Suvas Susmit, Kumaraguru Uday, Pack Christopher D, Lee Sujin, Rouse Barry T
Department of Microbiology, University of Tennessee, Knoxville, TN 37996-0845, USA.
J Exp Med. 2003 Sep 15;198(6):889-901. doi: 10.1084/jem.20030171.
Naturally occurring CD4+CD25+ regulatory T cells appear important to prevent activation of autoreactive T cells. This article demonstrates that the magnitude of a CD8+ T cell-mediated immune response to an acute viral infection is also subject to control by CD4+CD25+ T regulatory cells (Treg). Accordingly, if natural Treg were depleted with specific anti-CD25 antibody before infection with HSV, the resultant CD8+ T cell response to the immunodominant peptide SSIEFARL was significantly enhanced. This was shown by several in vitro measures of CD8+ T cell reactivity and by assays that directly determine CD8+ T cell function, such as proliferation and cytotoxicity in vivo. The enhanced responsiveness in CD25-depleted animals was between three- and fourfold with the effect evident both in the acute and memory phases of the immune response. Surprisingly, HSV infection resulted in enhanced Treg function with such cells able to suppress CD8+ T cell responses to both viral and unrelated antigens. Our results are discussed both in term of how viral infection might temporarily diminish immunity to other infectious agents and their application to vaccines. Thus, controlling suppressor effects at the time of vaccination could result in more effective immunity.

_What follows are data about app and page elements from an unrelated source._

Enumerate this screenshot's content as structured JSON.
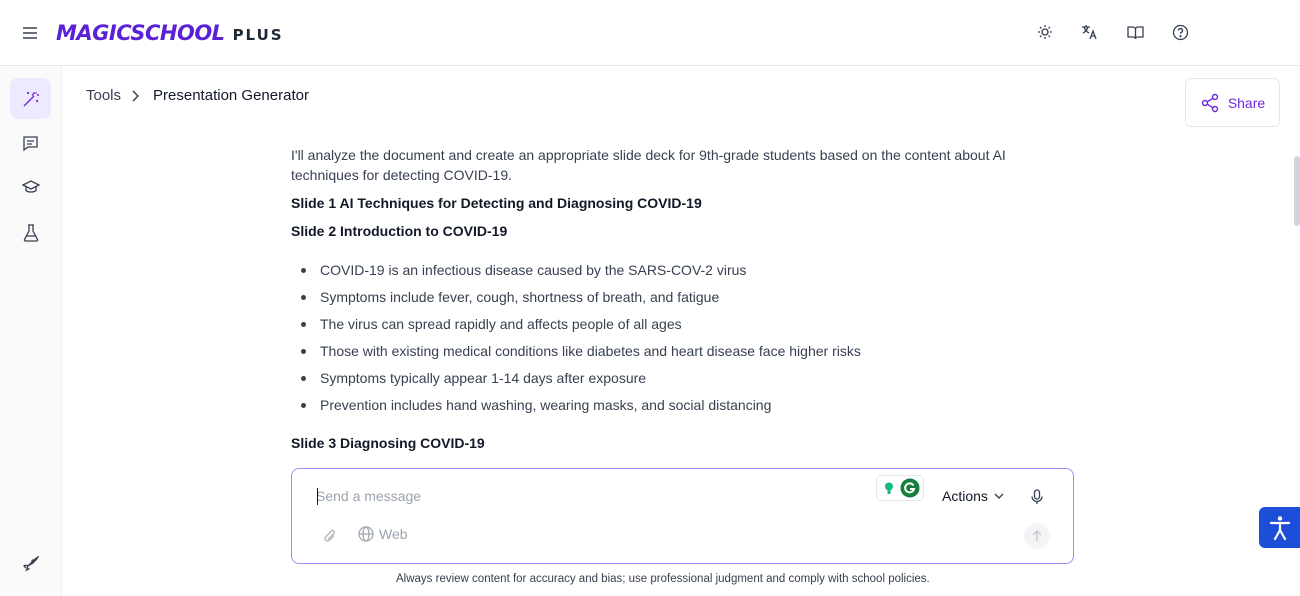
{
  "header": {
    "logo_main": "MAGICSCHOOL",
    "logo_plus": "PLUS",
    "icons": [
      "menu-icon",
      "sun-icon",
      "translate-icon",
      "book-icon",
      "help-icon"
    ]
  },
  "sidebar": {
    "items": [
      {
        "icon": "magic-wand-icon",
        "active": true
      },
      {
        "icon": "chat-icon",
        "active": false
      },
      {
        "icon": "graduation-cap-icon",
        "active": false
      },
      {
        "icon": "flask-icon",
        "active": false
      },
      {
        "icon": "rocket-icon",
        "active": false
      }
    ]
  },
  "breadcrumb": {
    "parent": "Tools",
    "current": "Presentation Generator"
  },
  "share": {
    "label": "Share"
  },
  "content": {
    "intro": "I'll analyze the document and create an appropriate slide deck for 9th-grade students based on the content about AI techniques for detecting COVID-19.",
    "slide1": "Slide 1 AI Techniques for Detecting and Diagnosing COVID-19",
    "slide2": "Slide 2 Introduction to COVID-19",
    "slide2_bullets": [
      "COVID-19 is an infectious disease caused by the SARS-COV-2 virus",
      "Symptoms include fever, cough, shortness of breath, and fatigue",
      "The virus can spread rapidly and affects people of all ages",
      "Those with existing medical conditions like diabetes and heart disease face higher risks",
      "Symptoms typically appear 1-14 days after exposure",
      "Prevention includes hand washing, wearing masks, and social distancing"
    ],
    "slide3": "Slide 3 Diagnosing COVID-19"
  },
  "composer": {
    "placeholder": "Send a message",
    "actions_label": "Actions",
    "web_label": "Web"
  },
  "disclaimer": "Always review content for accuracy and bias; use professional judgment and comply with school policies.",
  "colors": {
    "brand": "#5b21d6",
    "accent_border": "#a78bfa",
    "accessibility": "#1d4ed8"
  }
}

天然存在的CD4+CD25+调节性T细胞对于防止自身反应性T细胞的激活似乎很重要。本文证明,CD4+CD25+调节性T细胞(Treg)也可控制CD8+T细胞介导的对急性病毒感染的免疫反应强度。因此,如果在感染单纯疱疹病毒(HSV)之前用特异性抗CD25抗体清除天然Treg,那么随后CD8+T细胞对免疫显性肽SSIEFARL的反应会显著增强。这通过多种体外检测CD8+T细胞反应性的方法以及直接测定CD8+T细胞功能的试验得以证明,比如体内的增殖和细胞毒性试验。在CD25缺失的动物中,免疫反应的急性期和记忆期内,反应性增强了三到四倍。令人惊讶的是,HSV感染导致Treg功能增强,这类细胞能够抑制CD8+T细胞对病毒抗原和无关抗原的反应。我们从病毒感染如何可能暂时削弱对其他感染因子的免疫力以及它们在疫苗中的应用这两个方面讨论了我们的结果。因此,在接种疫苗时控制抑制作用可能会产生更有效的免疫。